Called "Spaccanapoli" because it splits (spacca) the old city in two.
We start from Piazza del Gesù Nuovo, so named after the Baroque Jesuit church erected in the area of the Renaissance Palazzo Sanseverino, which has its original diamond-pointed rusticated façade; the reference point in the area is the Baroque guglia dell'Immacolata, erected between 1747 and 1750 with funds from public subscription.
From here we walk along via Benedetto Croce with its monumental noble palaces, one of which is Palazzo Filomarino where the philosopher Benedetto Croce lived and died.

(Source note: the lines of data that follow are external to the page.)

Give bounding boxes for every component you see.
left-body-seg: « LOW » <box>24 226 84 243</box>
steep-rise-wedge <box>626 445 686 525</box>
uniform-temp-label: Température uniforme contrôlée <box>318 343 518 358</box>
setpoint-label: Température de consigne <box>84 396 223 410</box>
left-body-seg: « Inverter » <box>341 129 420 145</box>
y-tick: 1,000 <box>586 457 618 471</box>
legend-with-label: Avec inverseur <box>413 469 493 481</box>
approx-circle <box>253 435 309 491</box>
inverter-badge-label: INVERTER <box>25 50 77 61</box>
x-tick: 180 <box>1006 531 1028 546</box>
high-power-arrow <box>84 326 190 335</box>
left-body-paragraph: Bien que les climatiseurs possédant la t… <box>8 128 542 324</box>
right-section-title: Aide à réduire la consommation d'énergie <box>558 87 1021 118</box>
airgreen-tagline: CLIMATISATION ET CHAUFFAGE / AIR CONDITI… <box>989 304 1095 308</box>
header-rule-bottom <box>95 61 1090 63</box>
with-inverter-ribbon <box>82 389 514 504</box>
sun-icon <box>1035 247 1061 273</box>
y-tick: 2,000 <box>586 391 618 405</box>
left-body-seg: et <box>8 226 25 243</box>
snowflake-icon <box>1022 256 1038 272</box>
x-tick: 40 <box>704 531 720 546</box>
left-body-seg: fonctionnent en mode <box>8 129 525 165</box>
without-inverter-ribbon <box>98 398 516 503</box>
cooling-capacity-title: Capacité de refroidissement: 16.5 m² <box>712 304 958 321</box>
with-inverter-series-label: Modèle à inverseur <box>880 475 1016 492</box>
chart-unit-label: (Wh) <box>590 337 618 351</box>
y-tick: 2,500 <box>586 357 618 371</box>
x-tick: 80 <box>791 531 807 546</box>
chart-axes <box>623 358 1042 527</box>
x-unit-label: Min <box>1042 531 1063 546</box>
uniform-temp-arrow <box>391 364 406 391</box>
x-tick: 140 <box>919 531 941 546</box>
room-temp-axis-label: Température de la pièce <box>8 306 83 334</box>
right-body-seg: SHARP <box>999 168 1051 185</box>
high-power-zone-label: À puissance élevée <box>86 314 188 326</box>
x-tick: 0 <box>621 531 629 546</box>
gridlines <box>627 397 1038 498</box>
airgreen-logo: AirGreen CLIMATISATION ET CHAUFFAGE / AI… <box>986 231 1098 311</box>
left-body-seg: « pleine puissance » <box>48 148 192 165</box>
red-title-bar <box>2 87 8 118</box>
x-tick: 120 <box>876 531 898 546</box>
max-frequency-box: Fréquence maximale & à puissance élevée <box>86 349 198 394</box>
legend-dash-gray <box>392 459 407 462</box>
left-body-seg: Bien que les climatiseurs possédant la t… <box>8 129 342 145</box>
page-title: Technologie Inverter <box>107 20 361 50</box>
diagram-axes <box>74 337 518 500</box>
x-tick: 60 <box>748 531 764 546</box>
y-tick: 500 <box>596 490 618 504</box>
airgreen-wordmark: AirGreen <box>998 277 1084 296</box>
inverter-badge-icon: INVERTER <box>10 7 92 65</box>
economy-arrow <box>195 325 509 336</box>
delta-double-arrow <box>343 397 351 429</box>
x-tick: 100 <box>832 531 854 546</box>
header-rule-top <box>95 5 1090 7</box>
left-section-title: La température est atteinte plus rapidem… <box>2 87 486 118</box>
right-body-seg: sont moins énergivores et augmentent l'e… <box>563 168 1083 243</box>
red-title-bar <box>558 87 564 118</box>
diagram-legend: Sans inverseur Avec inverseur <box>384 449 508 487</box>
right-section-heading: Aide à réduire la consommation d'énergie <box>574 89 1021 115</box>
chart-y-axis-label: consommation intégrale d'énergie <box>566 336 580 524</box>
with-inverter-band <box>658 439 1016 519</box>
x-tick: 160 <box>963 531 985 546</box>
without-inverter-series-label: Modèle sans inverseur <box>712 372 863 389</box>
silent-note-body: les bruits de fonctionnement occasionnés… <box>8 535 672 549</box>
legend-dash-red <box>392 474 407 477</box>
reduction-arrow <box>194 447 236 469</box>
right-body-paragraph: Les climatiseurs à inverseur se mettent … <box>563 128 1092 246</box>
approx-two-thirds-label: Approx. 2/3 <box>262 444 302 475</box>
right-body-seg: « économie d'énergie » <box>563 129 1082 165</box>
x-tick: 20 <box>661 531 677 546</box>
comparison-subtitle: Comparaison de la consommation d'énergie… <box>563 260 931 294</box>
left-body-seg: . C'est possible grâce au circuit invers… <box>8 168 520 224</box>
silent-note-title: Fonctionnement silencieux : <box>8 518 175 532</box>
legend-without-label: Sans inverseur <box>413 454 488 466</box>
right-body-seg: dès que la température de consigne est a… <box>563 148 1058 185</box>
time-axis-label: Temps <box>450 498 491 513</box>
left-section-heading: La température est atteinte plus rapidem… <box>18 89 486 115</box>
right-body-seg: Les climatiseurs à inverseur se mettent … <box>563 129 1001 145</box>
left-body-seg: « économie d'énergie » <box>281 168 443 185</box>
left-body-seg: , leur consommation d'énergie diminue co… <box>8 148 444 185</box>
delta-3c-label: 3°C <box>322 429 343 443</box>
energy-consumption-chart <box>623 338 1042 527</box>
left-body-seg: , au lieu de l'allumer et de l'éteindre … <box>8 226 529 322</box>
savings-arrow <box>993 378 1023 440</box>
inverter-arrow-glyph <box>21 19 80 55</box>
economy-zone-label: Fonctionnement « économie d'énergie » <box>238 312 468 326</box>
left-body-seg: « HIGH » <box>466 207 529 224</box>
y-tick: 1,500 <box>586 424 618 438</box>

The street widens into Piazza San Domenico Maggiore dominated by the polygonal apse of the church of the same name, the Gothic portal of Sant'Angelo a Morfisa and, on the other three sides, the important noble palazzi of Petrucci, Casacalenda, Sangro di Sansevero and Corigliano. At the centre of the piazza the impressive guglia by C. Fanzago and D.A. Vaccaro stands, which was erected to release the people from the vow made during the 1656 plague. A visit to the Sansevero Chapel is not to be missed; this houses the Veiled Christ, a celebrated masterpiece by the Neapolitan sculptor Giuseppe Sanmartino.
Along via San Biagio dei Librai which gets its name from the time the street was lined with bookshops, and now with goldsmiths' shops, there are some Renaissance palaces of note: the Palazzo del Monte di Pietà with its annexed Chapel, Marigliano and Carafa Santangelo.
In via Duomo, notice the Church of S. Giorgio Maggiore, built between the end of the fourth and the beginning of the fifth century, but then restructured by Cosimo Fanzago in the 17th century.
Going up the street, it reaches the Cathedral with the Chapel of the Treasure of St. Gennaro and the Museum dedicated to the latter. A visit to the Diocesan Museum, hosted in the omonym Church, is possible in the neighbouring Piazza Donna.